Two Months Later

Editor’s note: this is a continuation of Fuck. Schizoaffective?

It’s been two months since my diagnosis. Two months to process the psychosis, the diagnosis. Two months to adjust to new medication.

The seroquel made me drowsy all day. I’m on risperidone now, at 2mg. It’s tolerable, but unpleasant. I couldn’t take 3mg, it was torture. The drooling, the constant tiredness, dizziness, with the restless insomnia. The runny nose. I didn’t even know a medication could do that to someone. Now at 2mg there’s just the dizziness and tiredness remaining, with a little bit of the runny nose still. I can’t do much other than watch movies before my attention span turns on me. I’ve gone from being unable to have caffeine, lest it trigger my mania, to needing it just to get through my day. As I’m writing this, I’m finishing a cup of strong tea, so that I can continue to write this.

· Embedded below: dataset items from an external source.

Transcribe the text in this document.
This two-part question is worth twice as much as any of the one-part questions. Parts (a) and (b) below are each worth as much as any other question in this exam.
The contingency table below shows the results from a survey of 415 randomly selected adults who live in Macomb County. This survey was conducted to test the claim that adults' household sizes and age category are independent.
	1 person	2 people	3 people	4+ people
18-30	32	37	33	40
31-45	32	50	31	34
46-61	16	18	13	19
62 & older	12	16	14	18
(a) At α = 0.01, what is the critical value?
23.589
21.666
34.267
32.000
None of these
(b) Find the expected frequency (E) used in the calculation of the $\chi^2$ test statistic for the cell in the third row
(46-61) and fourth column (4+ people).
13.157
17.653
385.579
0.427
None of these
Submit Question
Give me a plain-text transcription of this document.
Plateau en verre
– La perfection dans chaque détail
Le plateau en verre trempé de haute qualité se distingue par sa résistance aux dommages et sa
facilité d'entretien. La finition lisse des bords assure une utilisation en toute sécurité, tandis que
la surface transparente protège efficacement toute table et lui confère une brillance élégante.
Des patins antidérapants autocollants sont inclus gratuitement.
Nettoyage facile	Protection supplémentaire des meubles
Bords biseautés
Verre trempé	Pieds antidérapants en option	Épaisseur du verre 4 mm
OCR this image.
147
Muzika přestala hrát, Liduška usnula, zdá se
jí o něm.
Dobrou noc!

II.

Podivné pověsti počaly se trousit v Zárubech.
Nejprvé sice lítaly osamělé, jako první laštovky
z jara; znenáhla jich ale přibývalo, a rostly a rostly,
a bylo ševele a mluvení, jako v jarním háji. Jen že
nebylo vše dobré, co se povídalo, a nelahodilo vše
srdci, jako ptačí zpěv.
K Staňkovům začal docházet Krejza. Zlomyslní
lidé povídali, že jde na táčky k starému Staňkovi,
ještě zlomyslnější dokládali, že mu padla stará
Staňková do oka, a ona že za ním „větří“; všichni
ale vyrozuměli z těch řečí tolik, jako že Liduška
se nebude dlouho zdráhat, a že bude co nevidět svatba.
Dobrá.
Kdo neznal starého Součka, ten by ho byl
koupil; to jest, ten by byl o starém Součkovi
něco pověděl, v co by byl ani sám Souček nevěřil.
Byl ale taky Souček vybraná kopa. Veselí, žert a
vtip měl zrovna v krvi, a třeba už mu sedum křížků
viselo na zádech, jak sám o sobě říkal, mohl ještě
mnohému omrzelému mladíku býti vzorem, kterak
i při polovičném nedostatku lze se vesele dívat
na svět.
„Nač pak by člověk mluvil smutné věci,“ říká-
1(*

Schizoaffective disorder is not much different than schizophrenia, something my best friend lives with, and I’ve seen him live with his illness with dignity and able to still be a productive member of society. He is someone I look up to, and with my new diagnosis, that has never been more true than it is now. He’s given me hope, and made it possible for me to (mostly) ignore the stigma that comes with having a mental illness like schizoaffective.

I’m not someone who is ignorant about mental illness or psychosis. And I’ve always approached fear with knowledge. Knowing what to expect and how to manage it can eliminate fears. It’s worked for me in the past. It’s worked with my heart condition, it’s worked for transition and my gender identity, and it’s worked for bipolar disorder. It’s not working for Schizoaffective.

The reason it’s not working is that this time, it’s knowing what to expect that scares me. Like I said before, I’ve always relied on my brain to get me through life. This first psychotic episode was pretty benign – a couple voices calling my name, some background chatter that didn’t really exist, and crows laughing at me. All of which I was fully aware of the fact that it wasn’t real. If not for the fact that the psychosis scared me, it might have been possible to completely ignore everything – or so I think, as my partner has pointed out to me.

There are some things going in my favour. The medication is working. My fears that my partner would leave me are unfounded. Things are slowly improving. Now I need to convince myself of that.

I know I shouldn’t be playing the “what if” game. I remember playing that game when I was 12 and needed open-heart surgery. My parents and my doctors urged me to not do it, but I couldn’t help myself then, and I can’t help myself now. What if I have another psychotic episode? What if the next time, I don’t know what’s real and what’s not? What if the cognitive deficits that have been getting worse over the last few years are irreversible? What if my career can never be rebuilt again? What if I can never work again? Am I doomed to live on Disability for the rest of my life? If all I’ve ever had going for me is my brain, what if I’ll have nothing left? These are the questions that keep swirling around in my head.